From Forbes on New York. “Actress Jennifer Lawrence has lowered the asking price of her New York City penthouse for a second time in a move that reflects current conditions in the Manhattan luxury condo market. Many of New York’s unsold condos are the result of a boom since 2013 that has produced thousands of new units most city residents can’t afford, according to StreetEasy. Lawrence put her penthouse at The Laurel up for sale last July. Amid a downturn in the Upper East Side’s condo market, she has lowered the original price of $15.45 million to $14.25 million and now down to $12 million.”

From The Wall Street Journal on Florida. “One Thousand Museum, the futuristic, ultra luxury condo tower, isn’t sold out after nearly seven years on the market. Expensive and complicated to build, the 62-story tower has large units asking two to four times the average price a square foot for downtown Miami condos over $1 million. Many affluent buyers prefer beachfront homes, brokers said, and a pullback of international buyers has led to a slowdown in Miami’s condo market amid a glut of inventory.”

“Miami developers typically aim to presell 85-90% of their units before closings begin, said Peter Zalewski of Condo Vultures. ‘Now they’re stuck having to peddle them one by one. When you get into a situation like that, the only way to differentiate one unit from another is to cut the price or offer incentives.’ A challenge for One Thousand Museum is keeping prices up. There is a 5-year inventory of $1 million-plus condos in downtown Miami, said Mr. Zalewski.”

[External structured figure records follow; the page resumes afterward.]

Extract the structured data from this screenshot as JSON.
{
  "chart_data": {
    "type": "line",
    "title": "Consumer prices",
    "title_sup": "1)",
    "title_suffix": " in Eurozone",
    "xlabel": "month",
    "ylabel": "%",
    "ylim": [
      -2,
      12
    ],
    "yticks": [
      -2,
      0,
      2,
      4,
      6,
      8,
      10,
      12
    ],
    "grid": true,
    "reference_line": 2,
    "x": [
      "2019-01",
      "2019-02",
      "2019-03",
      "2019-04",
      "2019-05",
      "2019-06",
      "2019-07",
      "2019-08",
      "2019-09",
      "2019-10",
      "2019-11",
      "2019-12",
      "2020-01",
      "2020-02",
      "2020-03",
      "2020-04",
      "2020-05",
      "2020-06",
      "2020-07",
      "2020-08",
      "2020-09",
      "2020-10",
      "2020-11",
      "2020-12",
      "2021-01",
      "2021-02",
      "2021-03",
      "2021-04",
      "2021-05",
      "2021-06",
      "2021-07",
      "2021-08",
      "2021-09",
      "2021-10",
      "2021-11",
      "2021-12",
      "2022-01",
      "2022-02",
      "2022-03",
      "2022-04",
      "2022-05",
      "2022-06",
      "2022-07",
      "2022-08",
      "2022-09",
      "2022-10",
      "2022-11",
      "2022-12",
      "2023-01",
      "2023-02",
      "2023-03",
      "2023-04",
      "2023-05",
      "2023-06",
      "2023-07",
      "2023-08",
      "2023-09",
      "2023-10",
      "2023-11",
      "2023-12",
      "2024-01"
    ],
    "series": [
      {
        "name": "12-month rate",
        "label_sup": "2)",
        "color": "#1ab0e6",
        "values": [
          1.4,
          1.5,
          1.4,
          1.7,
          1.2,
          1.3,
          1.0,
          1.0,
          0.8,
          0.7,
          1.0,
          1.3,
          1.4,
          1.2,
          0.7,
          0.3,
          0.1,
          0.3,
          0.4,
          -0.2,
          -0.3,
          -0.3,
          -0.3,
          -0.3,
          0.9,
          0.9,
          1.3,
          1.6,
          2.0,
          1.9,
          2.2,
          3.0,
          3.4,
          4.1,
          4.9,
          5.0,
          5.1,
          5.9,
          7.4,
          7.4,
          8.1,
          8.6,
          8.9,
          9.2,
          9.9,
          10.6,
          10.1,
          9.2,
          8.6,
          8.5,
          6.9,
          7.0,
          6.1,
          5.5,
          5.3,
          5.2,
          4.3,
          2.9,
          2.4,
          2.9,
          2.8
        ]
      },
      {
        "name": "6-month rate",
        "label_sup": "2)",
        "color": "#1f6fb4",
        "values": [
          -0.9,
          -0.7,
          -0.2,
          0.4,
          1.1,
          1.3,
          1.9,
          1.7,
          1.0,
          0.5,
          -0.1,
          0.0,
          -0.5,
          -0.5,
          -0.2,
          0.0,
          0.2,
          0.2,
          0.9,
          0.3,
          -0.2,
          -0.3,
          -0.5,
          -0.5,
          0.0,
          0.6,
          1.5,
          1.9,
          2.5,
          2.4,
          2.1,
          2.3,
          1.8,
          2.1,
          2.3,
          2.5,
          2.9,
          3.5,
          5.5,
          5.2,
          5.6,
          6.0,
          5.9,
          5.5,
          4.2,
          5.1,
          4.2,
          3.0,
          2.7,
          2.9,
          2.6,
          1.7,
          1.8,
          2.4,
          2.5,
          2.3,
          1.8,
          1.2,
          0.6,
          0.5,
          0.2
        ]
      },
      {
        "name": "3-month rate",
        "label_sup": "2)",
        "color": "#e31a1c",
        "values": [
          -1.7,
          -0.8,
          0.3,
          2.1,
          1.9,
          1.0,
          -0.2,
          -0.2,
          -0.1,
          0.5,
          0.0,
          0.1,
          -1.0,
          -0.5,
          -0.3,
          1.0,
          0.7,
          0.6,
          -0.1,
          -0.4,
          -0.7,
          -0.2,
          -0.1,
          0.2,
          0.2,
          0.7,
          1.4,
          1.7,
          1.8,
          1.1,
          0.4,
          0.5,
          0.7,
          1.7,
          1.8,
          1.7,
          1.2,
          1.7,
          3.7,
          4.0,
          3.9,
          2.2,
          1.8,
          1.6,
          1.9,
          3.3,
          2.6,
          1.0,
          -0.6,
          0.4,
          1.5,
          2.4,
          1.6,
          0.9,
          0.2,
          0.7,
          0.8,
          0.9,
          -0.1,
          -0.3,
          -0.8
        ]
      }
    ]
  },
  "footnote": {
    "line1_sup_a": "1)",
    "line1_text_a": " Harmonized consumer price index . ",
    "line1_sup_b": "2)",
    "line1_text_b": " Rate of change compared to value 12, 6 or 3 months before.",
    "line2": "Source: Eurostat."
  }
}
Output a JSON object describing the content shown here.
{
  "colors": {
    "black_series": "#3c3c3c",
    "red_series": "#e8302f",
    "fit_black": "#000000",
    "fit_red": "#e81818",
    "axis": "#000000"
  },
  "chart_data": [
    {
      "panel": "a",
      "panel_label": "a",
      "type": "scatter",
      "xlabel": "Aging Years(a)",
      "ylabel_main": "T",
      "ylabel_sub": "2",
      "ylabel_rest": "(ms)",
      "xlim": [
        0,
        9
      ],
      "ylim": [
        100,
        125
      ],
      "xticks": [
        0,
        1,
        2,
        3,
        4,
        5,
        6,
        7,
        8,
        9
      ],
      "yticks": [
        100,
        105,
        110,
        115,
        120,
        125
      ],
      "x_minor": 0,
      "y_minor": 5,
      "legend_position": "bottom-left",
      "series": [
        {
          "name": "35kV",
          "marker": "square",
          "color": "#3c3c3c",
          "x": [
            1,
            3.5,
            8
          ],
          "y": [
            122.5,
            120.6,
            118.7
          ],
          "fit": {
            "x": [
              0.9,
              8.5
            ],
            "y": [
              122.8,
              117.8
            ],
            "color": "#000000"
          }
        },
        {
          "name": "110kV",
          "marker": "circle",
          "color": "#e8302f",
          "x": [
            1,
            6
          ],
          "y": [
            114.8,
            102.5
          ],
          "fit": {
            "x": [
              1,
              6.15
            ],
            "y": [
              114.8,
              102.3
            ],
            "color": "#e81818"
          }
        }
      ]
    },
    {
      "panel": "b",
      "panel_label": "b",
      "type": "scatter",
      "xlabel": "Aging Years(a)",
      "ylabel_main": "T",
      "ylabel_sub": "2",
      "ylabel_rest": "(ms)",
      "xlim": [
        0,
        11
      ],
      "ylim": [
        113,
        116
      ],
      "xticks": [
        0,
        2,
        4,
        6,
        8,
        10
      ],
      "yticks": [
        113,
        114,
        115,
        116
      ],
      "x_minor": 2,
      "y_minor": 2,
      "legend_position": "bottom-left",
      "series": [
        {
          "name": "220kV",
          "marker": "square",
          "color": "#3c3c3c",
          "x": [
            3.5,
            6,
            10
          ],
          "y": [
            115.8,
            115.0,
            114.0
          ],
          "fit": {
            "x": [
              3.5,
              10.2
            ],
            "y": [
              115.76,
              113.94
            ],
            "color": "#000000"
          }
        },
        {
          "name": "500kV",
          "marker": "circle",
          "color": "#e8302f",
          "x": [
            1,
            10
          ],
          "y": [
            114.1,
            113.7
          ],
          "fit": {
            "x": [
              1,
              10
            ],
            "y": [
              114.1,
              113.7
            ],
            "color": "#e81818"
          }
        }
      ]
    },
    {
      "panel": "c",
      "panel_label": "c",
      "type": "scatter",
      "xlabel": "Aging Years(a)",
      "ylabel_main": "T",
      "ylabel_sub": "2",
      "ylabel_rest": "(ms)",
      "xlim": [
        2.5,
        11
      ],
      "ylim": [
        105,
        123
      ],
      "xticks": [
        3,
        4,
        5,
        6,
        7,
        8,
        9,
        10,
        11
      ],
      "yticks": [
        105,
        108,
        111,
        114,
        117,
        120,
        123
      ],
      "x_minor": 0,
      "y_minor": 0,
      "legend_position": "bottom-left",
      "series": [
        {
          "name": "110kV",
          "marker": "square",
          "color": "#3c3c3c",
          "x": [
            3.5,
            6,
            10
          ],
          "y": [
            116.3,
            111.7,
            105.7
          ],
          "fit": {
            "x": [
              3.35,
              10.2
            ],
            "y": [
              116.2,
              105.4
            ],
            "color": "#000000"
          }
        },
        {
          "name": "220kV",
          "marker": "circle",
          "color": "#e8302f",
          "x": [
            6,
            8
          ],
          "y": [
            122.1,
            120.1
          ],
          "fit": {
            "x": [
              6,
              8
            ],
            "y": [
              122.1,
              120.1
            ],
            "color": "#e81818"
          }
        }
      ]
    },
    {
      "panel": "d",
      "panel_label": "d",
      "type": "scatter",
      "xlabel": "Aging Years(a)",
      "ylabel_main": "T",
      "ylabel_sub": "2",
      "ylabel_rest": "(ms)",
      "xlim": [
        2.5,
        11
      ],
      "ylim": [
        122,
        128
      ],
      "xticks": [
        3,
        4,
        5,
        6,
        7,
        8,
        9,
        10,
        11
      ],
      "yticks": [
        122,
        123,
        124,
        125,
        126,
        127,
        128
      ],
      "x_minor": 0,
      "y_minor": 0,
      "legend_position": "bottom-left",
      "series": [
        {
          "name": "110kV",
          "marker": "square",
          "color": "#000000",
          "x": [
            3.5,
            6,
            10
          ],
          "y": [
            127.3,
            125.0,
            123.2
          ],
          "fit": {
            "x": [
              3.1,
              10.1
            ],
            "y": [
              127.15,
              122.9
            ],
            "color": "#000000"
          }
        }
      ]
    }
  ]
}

“One Thousand Museum is now moving into a crucial phase. The developers must sell the remaining units to pay the outstanding balance on their $256 million in construction loans, and they must do so in a soft market. Louis Birdman, one of the project’s developers, said prices, which range from just under $5 million to $25 million, are negotiable. Each floor has only one or two units, ranging in size from about 4,600 square feet to 10,400 square feet and each has at least four bedrooms. ‘Given what’s going on in the market now, I think all of us developers are competing for a similar buyer, so there’s obviously flexibility on price,’ he said.”